Idea

The claim that Arabs and Muslims need their own path toward secularization, freedom, and human rights means rejecting the direct replication of the European experience. The issue is not transferring a ready-made model, but building a historical path that emerges from the society’s own conditions and takes its religion, language, and history seriously. Secularization here is therefore linked to emancipation, but through a local trajectory rather than external tutelage.

Concise Formulation

Arabs and Muslims: develop: their own path toward secularization, freedom, and human rights

Its Place in the Book’s Argument

This claim determines the whole project’s position within the book, because it shifts the discussion from a superficial comparison between East and West to a question of the conditions for transformation from within. The argument does not end in the glorification of particularity, but in the search for a historical formulation that makes freedom and human rights possible within the Arab-Islamic context itself.

Why It Matters

The importance of this statement becomes clear because it explains why Arkoun does not limit himself to theoretical criticism of tradition or of the West, but connects reform to a specific social and cultural path.
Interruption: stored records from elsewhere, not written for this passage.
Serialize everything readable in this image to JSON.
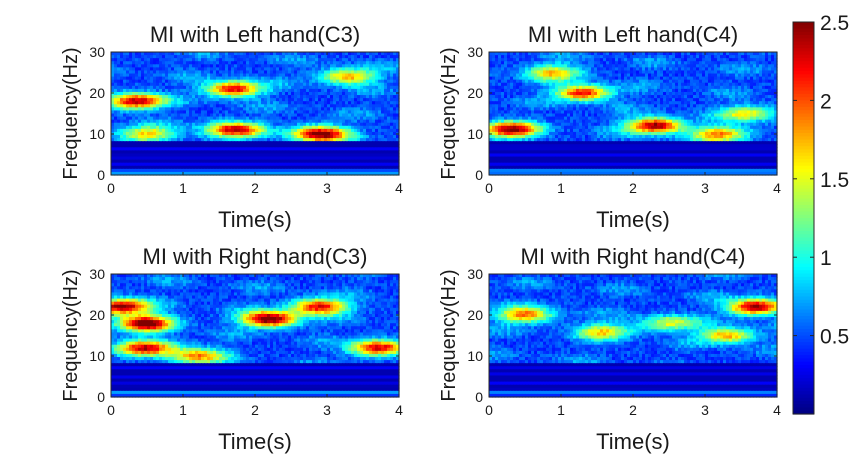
{
  "chart_data": [
    {
      "type": "heatmap",
      "title": "MI with Left hand(C3)",
      "xlabel": "Time(s)",
      "ylabel": "Frequency(Hz)",
      "xlim": [
        0,
        4
      ],
      "ylim": [
        0,
        30
      ],
      "xticks": [
        0,
        1,
        2,
        3,
        4
      ],
      "yticks": [
        0,
        10,
        20,
        30
      ],
      "hotspots": [
        {
          "t": 0.35,
          "f": 18,
          "v": 1.9
        },
        {
          "t": 1.7,
          "f": 21,
          "v": 1.8
        },
        {
          "t": 1.7,
          "f": 11,
          "v": 1.8
        },
        {
          "t": 2.9,
          "f": 10,
          "v": 2.1
        },
        {
          "t": 3.3,
          "f": 24,
          "v": 1.3
        },
        {
          "t": 0.5,
          "f": 10,
          "v": 1.2
        }
      ]
    },
    {
      "type": "heatmap",
      "title": "MI with Left hand(C4)",
      "xlabel": "Time(s)",
      "ylabel": "Frequency(Hz)",
      "xlim": [
        0,
        4
      ],
      "ylim": [
        0,
        30
      ],
      "xticks": [
        0,
        1,
        2,
        3,
        4
      ],
      "yticks": [
        0,
        10,
        20,
        30
      ],
      "hotspots": [
        {
          "t": 0.3,
          "f": 11,
          "v": 2.0
        },
        {
          "t": 1.3,
          "f": 20,
          "v": 1.7
        },
        {
          "t": 2.3,
          "f": 12,
          "v": 2.0
        },
        {
          "t": 3.2,
          "f": 10,
          "v": 1.4
        },
        {
          "t": 0.9,
          "f": 25,
          "v": 1.2
        },
        {
          "t": 3.6,
          "f": 15,
          "v": 1.1
        }
      ]
    },
    {
      "type": "heatmap",
      "title": "MI with Right hand(C3)",
      "xlabel": "Time(s)",
      "ylabel": "Frequency(Hz)",
      "xlim": [
        0,
        4
      ],
      "ylim": [
        0,
        30
      ],
      "xticks": [
        0,
        1,
        2,
        3,
        4
      ],
      "yticks": [
        0,
        10,
        20,
        30
      ],
      "hotspots": [
        {
          "t": 0.15,
          "f": 22,
          "v": 2.0
        },
        {
          "t": 0.5,
          "f": 18,
          "v": 2.1
        },
        {
          "t": 0.5,
          "f": 12,
          "v": 1.8
        },
        {
          "t": 2.2,
          "f": 19,
          "v": 2.2
        },
        {
          "t": 2.9,
          "f": 22,
          "v": 1.8
        },
        {
          "t": 3.7,
          "f": 12,
          "v": 1.8
        },
        {
          "t": 1.2,
          "f": 10,
          "v": 1.3
        }
      ]
    },
    {
      "type": "heatmap",
      "title": "MI with Right hand(C4)",
      "xlabel": "Time(s)",
      "ylabel": "Frequency(Hz)",
      "xlim": [
        0,
        4
      ],
      "ylim": [
        0,
        30
      ],
      "xticks": [
        0,
        1,
        2,
        3,
        4
      ],
      "yticks": [
        0,
        10,
        20,
        30
      ],
      "hotspots": [
        {
          "t": 0.5,
          "f": 20,
          "v": 1.4
        },
        {
          "t": 3.7,
          "f": 22,
          "v": 2.0
        },
        {
          "t": 3.3,
          "f": 15,
          "v": 1.3
        },
        {
          "t": 1.6,
          "f": 16,
          "v": 1.1
        },
        {
          "t": 2.5,
          "f": 18,
          "v": 1.0
        }
      ]
    }
  ],
  "colorbar": {
    "colormap": "jet",
    "range": [
      0,
      2.5
    ],
    "ticks": [
      0.5,
      1,
      1.5,
      2,
      2.5
    ],
    "tick_labels": [
      "0.5",
      "1",
      "1.5",
      "2",
      "2.5"
    ]
  }
}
It also helps us understand him as a thinker seeking the possibility of change from within reality, not an imported alternative. This is essential for understanding the tone of his book and its horizon.

Brief Evidence

The text affirms that Arabs and Muslims must develop their own path toward secularization, freedom, and human rights. What is meant is the rejection of direct replication of the European experience, not a rejection of secularization itself. The required path should begin from the conditions of society, its history, language, and religion.

Reading Questions

  • Why does the text reject importing European secularization as it is?
  • How is the local path linked to freedom and human rights in this argument?

Documentation Grade

High: the claim appears in a clear location in the book’s material.